(Deutsch) Das Projekt »Xylinum« beschäftigt sich vor dem Hintergrund der Ressourcenverknappung und Umweltbelastung durch erdölbasierte Kunststoffe, mit einer möglichen neuen Material- und Produktionskultur.
Xylinum is a research project that asks, ‘What could future materials and production processes look like?’ It has been known for a long time that micro-organisms can be used for industrial processes, such as yeast cultures for the production of bread, alcohol, or cheese. Since it is possible to decode the DNA of organisms, and even to alter it consciously, the so-called ‘white biotechnology’ has changed fundamentally. Now it has become possible to replace chemical with organic processes. This has already happened in the textile and detergent industry and shows a big potential in the production of energy or bio-plastics. Bacterial cellulose is such a material, which is produced by a bacterium called Acetobacter xylinum. In a liquid culture medium it transforms glucose into a cellulose fibre structure. The project has been realized in collaboration with the company Jenpolymers in Jena, Germany, which developed the technique that makes it possible to shape the material already during the production process in the culture medium.

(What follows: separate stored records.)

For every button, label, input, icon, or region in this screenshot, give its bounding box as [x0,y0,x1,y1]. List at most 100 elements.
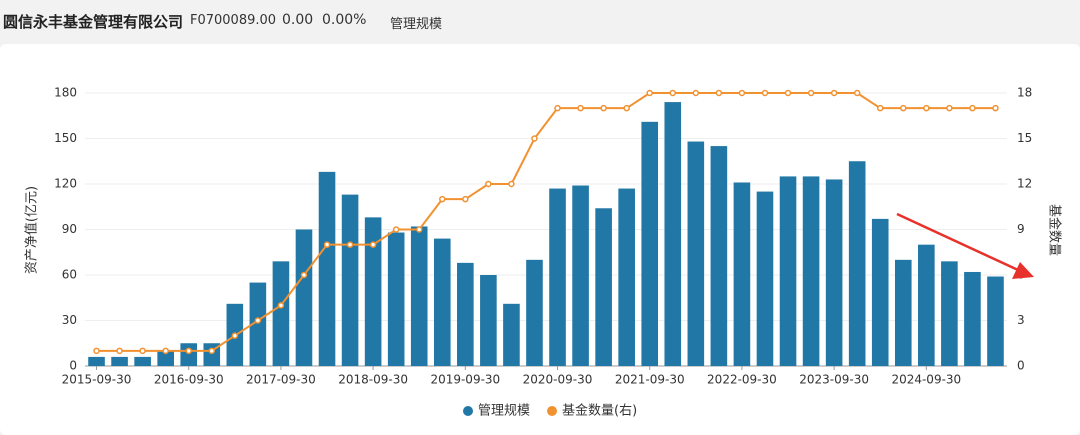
y-tick-label: 0 [69,359,77,373]
line-point [139,347,146,355]
bar [687,141,705,366]
line-point [508,180,515,188]
line-point [392,226,400,233]
line-point [669,89,677,97]
line-point [900,104,907,112]
y2-tick-label: 18 [1017,86,1032,100]
line-point [784,89,792,97]
bar [457,262,474,366]
y2-tick-label: 3 [1017,313,1025,327]
x-tick-label: 2015-09-30 [62,373,132,387]
bar [802,176,820,366]
arrow-shaft [896,212,1019,272]
line-point [93,347,100,355]
bar [825,179,843,366]
bar [549,188,566,366]
bar [157,350,174,366]
line-point [923,104,930,112]
bar [503,303,520,366]
bar [341,194,359,366]
bar [272,261,290,366]
line-point [415,226,423,233]
line-point [323,241,331,248]
line-point [185,347,192,355]
y-axis-label: 资产净值(亿元) [24,186,40,274]
line-point [946,104,953,112]
tab[interactable]: 管理规模 [390,17,443,32]
bar [595,208,612,366]
y2-tick-label: 0 [1017,359,1025,373]
bar [848,161,866,366]
annotation-arrow [896,212,1034,279]
line-point [600,104,607,112]
legend-swatch [463,406,473,416]
y-tick-label: 30 [62,313,77,327]
line-point [462,195,469,203]
bar [249,282,267,366]
bar [134,356,151,366]
header: 圆信永丰基金管理有限公司 F0700089.00 0.00 0.00% 管理规模 [0,0,1080,44]
line-point [254,317,262,324]
x-tick-label: 2019-09-30 [430,373,500,387]
arrow-head [1012,262,1034,279]
price: 0.00 [282,12,314,28]
legend-swatch [547,406,558,416]
bar [618,188,635,366]
line-point [162,347,169,355]
x-tick-label: 2018-09-30 [338,373,408,387]
line-point [623,104,630,112]
company-name: 圆信永丰基金管理有限公司 [3,13,184,31]
change: 0.00% [322,12,367,28]
bar [572,185,589,366]
line-point [853,89,861,97]
x-tick-label: 2016-09-30 [154,373,224,387]
x-tick-label: 2020-09-30 [523,373,593,387]
bar [387,232,405,366]
bar [111,356,128,366]
line-point [277,302,285,309]
line-point [554,104,561,112]
y2-axis-label: 基金数量 [1047,204,1063,256]
line-point [807,89,815,97]
line-point [300,271,308,279]
y-tick-label: 150 [54,131,77,145]
legend-label: 基金数量(右) [562,403,637,419]
line-point [646,89,653,97]
bar [88,356,105,366]
x-tick-label: 2023-09-30 [799,373,869,387]
x-tick-label: 2021-09-30 [615,373,685,387]
line-point [715,89,723,97]
line-point [531,135,538,142]
bar [941,261,958,366]
line-point [992,104,999,112]
bar [180,343,198,366]
bar [664,102,682,366]
bar [918,244,935,366]
line-point [346,241,354,248]
x-tick-label: 2024-09-30 [891,373,961,387]
y2-tick-label: 9 [1017,222,1025,236]
legend-label: 管理规模 [478,404,530,419]
bar [410,226,428,366]
bar [987,276,1004,366]
line [96,92,996,352]
bar [433,238,451,366]
fund-code: F0700089.00 [190,13,277,28]
line-point [738,89,746,97]
y2-tick-label: 12 [1017,177,1032,191]
y-tick-label: 90 [62,222,77,236]
line-point [485,180,492,188]
bar [894,259,912,366]
bar [480,275,497,366]
line-point [761,89,769,97]
bar [871,218,889,366]
bar [526,259,543,366]
line-point [116,347,123,355]
line-point [369,241,377,248]
line-point [876,104,884,112]
y-tick-label: 180 [54,86,77,100]
y2-tick-label: 15 [1017,131,1032,145]
line-point [969,104,976,112]
bar [318,171,336,366]
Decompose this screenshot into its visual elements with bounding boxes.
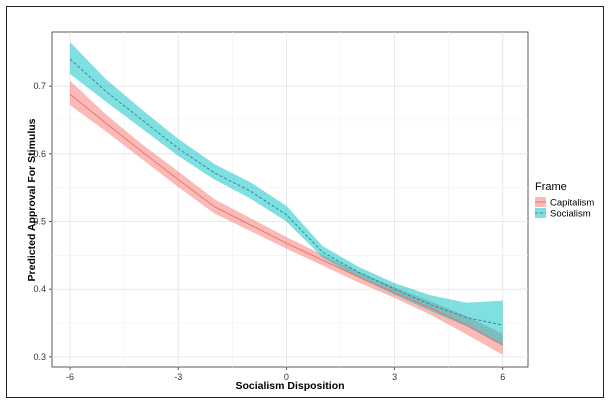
legend-title: Frame (535, 181, 567, 193)
x-tick-label: 0 (284, 372, 289, 382)
series-lines (69, 58, 503, 346)
y-tick-label: 0.4 (33, 284, 46, 294)
legend-label-socialism: Socialism (550, 209, 591, 220)
y-tick-label: 0.5 (33, 216, 46, 226)
x-tick-label: 3 (392, 372, 397, 382)
confidence-bands (70, 42, 503, 355)
x-axis: -6 -3 0 3 6 (66, 367, 505, 382)
y-tick-label: 0.3 (33, 352, 46, 362)
y-axis-title: Predicted Approval For Stimulus (26, 118, 38, 281)
x-tick-label: 6 (500, 372, 505, 382)
y-tick-label: 0.7 (33, 81, 46, 91)
confidence-band-socialism (70, 42, 503, 347)
x-tick-label: -6 (66, 372, 74, 382)
legend-label-capitalism: Capitalism (550, 198, 594, 209)
line-socialism (69, 58, 503, 326)
confidence-band-capitalism (70, 80, 503, 355)
y-tick-label: 0.6 (33, 149, 46, 159)
x-axis-title: Socialism Disposition (235, 380, 344, 392)
x-tick-label: -3 (174, 372, 182, 382)
line-capitalism (69, 93, 503, 346)
y-axis: 0.3 0.4 0.5 0.6 0.7 (33, 81, 52, 362)
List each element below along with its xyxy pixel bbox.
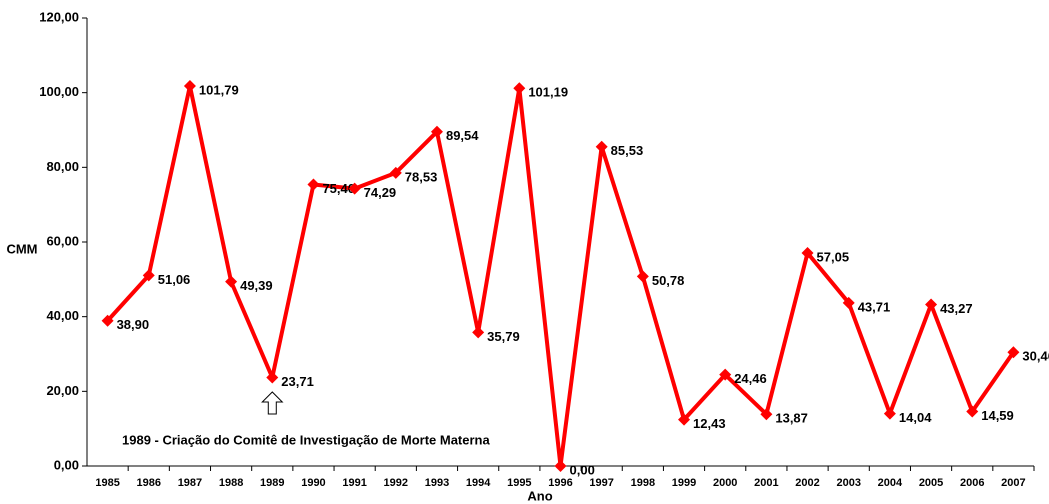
point-marker: [760, 408, 773, 421]
y-axis-title: CMM: [6, 241, 37, 256]
y-tick-label: 60,00: [46, 233, 79, 248]
data-label: 24,46: [734, 371, 767, 386]
point-marker: [430, 125, 443, 138]
data-label: 14,04: [899, 410, 932, 425]
x-tick-label: 2002: [795, 477, 819, 489]
data-label: 12,43: [693, 416, 726, 431]
point-marker: [472, 326, 485, 339]
point-marker: [719, 368, 732, 381]
x-tick-label: 1990: [301, 477, 325, 489]
y-tick-label: 20,00: [46, 383, 79, 398]
data-label: 101,79: [199, 82, 239, 97]
point-marker: [925, 298, 938, 311]
data-label: 75,40: [322, 181, 355, 196]
y-tick-label: 40,00: [46, 308, 79, 323]
point-marker: [966, 405, 979, 418]
data-label: 13,87: [775, 411, 808, 426]
data-label: 50,78: [652, 273, 685, 288]
point-marker: [554, 460, 567, 472]
x-tick-label: 2000: [713, 477, 737, 489]
point-marker: [678, 413, 691, 426]
point-marker: [389, 166, 402, 179]
data-label: 74,29: [364, 185, 397, 200]
point-marker: [348, 182, 361, 195]
data-label: 43,27: [940, 301, 973, 316]
data-label: 89,54: [446, 128, 479, 143]
point-marker: [142, 269, 155, 282]
x-axis-title: Ano: [527, 488, 552, 503]
annotation: 1989 - Criação do Comitê de Investigação…: [122, 432, 490, 447]
x-tick-label: 1992: [384, 477, 408, 489]
point-marker: [101, 314, 114, 327]
x-tick-label: 2005: [919, 477, 943, 489]
x-tick-label: 1998: [631, 477, 655, 489]
x-tick-label: 1988: [219, 477, 243, 489]
data-label: 85,53: [611, 143, 644, 158]
point-marker: [183, 79, 196, 92]
y-tick-label: 100,00: [39, 84, 79, 99]
data-label: 51,06: [158, 272, 191, 287]
x-tick-label: 1995: [507, 477, 531, 489]
x-tick-label: 1999: [672, 477, 696, 489]
data-label: 30,46: [1022, 349, 1049, 364]
x-tick-label: 2007: [1001, 477, 1025, 489]
point-marker: [883, 407, 896, 420]
point-marker: [636, 270, 649, 283]
x-tick-label: 1986: [137, 477, 161, 489]
x-tick-label: 1985: [95, 477, 119, 489]
x-tick-label: 2006: [960, 477, 984, 489]
x-tick-label: 2003: [836, 477, 860, 489]
y-tick-label: 0,00: [54, 457, 79, 472]
series-line: [106, 83, 1016, 468]
point-marker: [1007, 346, 1020, 359]
data-label: 43,71: [858, 299, 891, 314]
arrow: [261, 391, 284, 415]
point-marker: [307, 178, 320, 191]
y-tick-label: 80,00: [46, 159, 79, 174]
x-tick-label: 1989: [260, 477, 284, 489]
data-label: 14,59: [981, 408, 1014, 423]
point-marker: [513, 82, 526, 95]
x-tick-label: 1987: [178, 477, 202, 489]
x-tick-label: 1993: [425, 477, 449, 489]
point-marker: [595, 140, 608, 153]
x-tick-label: 2001: [754, 477, 778, 489]
data-label: 78,53: [405, 169, 438, 184]
data-label: 35,79: [487, 329, 520, 344]
x-tick-label: 1996: [548, 477, 572, 489]
point-marker: [225, 275, 238, 288]
x-tick-label: 1991: [342, 477, 366, 489]
data-label: 49,39: [240, 278, 273, 293]
data-label: 38,90: [117, 317, 150, 332]
y-tick-label: 120,00: [39, 9, 79, 24]
x-tick-label: 2004: [878, 477, 903, 489]
data-label: 57,05: [817, 249, 850, 264]
point-marker: [266, 371, 279, 384]
x-tick-label: 1997: [589, 477, 613, 489]
point-marker: [842, 296, 855, 309]
data-label: 23,71: [281, 374, 314, 389]
data-label: 0,00: [570, 462, 595, 477]
point-marker: [801, 247, 814, 260]
x-tick-label: 1994: [466, 477, 491, 489]
data-label: 101,19: [528, 85, 568, 100]
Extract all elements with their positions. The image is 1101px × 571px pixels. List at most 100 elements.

The properties of the cellulose fleece have been adjusted for medical use. So far, the applications are hollow implants for bypass operations or as wound dressings. It is characterized by a three-dimensional nano-grid structure, which provides excellent mechanical properties. Its stability in a wet state is even comparable to that of steel or Kevlar®. Moreover, it is so pure that, if placed inside the human body, it is effectively colonized by the body’s own cells. It is therefore hypoallergenic and fully recyclable. Because the material is made for medical use inside the human body and on wounds, it binds a lot of water and needs to be dried afterwards, thereby losing volume.
A pivotal question of the project is how to process and use the material. To sum up the many different material samples that originated from the project and to make the material available to the public, a book has come out called Bakteriencellulose – Bebilderter Erfahrungsbericht einer Diplomarbeit [Bacterial Cellulose – An Illustrated Report of a Master’s Thesis].
The aim of the project was to create a blueprint for new materials and production processes. A stool was chosen as an object because it does justice to the properties of the material and has a clearly defined function, while providing a projection surface for the material: a stool is the most reduced piece of seating furniture, its function is clearly defined, and the material is thus the centre of focus. Due to its skin-like appearance, the cellulose material shows similarities to materials such as leather or parchment, which have a long tradition in furniture production. Thus covering furniture with parchment is one of the most sophisticated and expensive crafting techniques. The bacterial cellulose material fills the seating surface functionally, thus turning the object from a frame into a stool.
The design was based on experiences from various experimental material tests. Since neither the aesthetics nor the behaviour of the bacteria could be foreseen, the project produced many surprises. For example, the material with the best qualities for the bacterial coating happened to be wood. Being natural cellulose itself, it turned out to be an appropriate material for the frame construction. Alder wood was chosen because of its fine, regular structure and excellent drying properties. The connection between ring and legs was form-fit, and the edges were reinforced to prevent the material from being damaged. To make sure the connections remained stable after the construction was removed from the liquid, special glue that reacts well to the bacteria was used. For the final coating, the ring was filled with a mould that could be removed after the coating process.
The stool shows an attempt to integrate natural, unpredictable processes into a planned design process. It is possible to plan the construction and the material, but not to predict the shape after the drying process or the eventual appearance of the cellulose. This new way of production in a liquid growing medium which makes use of micro-organisms places consumer goods in a new context. In contrast to those manufactured in emission-producing factories, a new generation of products could be produced in a natural way, compared to a sprouting seed or a growing living being. The unique look of each stool supports this characteristic.
Bacterial cellulose is a material which is part of a new generation of materials that are highly specialized, sustainable to produce, and biodegradable. Since the measuring units that engineers and biochemist work with are coming closer and closer together, these two professions will increasingly overlap in the future. The biochemist will be the engineer of the future. Organisms found in nature will be copied and rebuilt for industrial use. The next step would be the entire new design of artificial systems that would fulfil the dream of not only imitating nature, but improving it. Regarding all of the promising prospects that this still-young discipline of science has to offer, they should nevertheless be critically examined with the danger of a possible genetic manipulation of living beings in mind.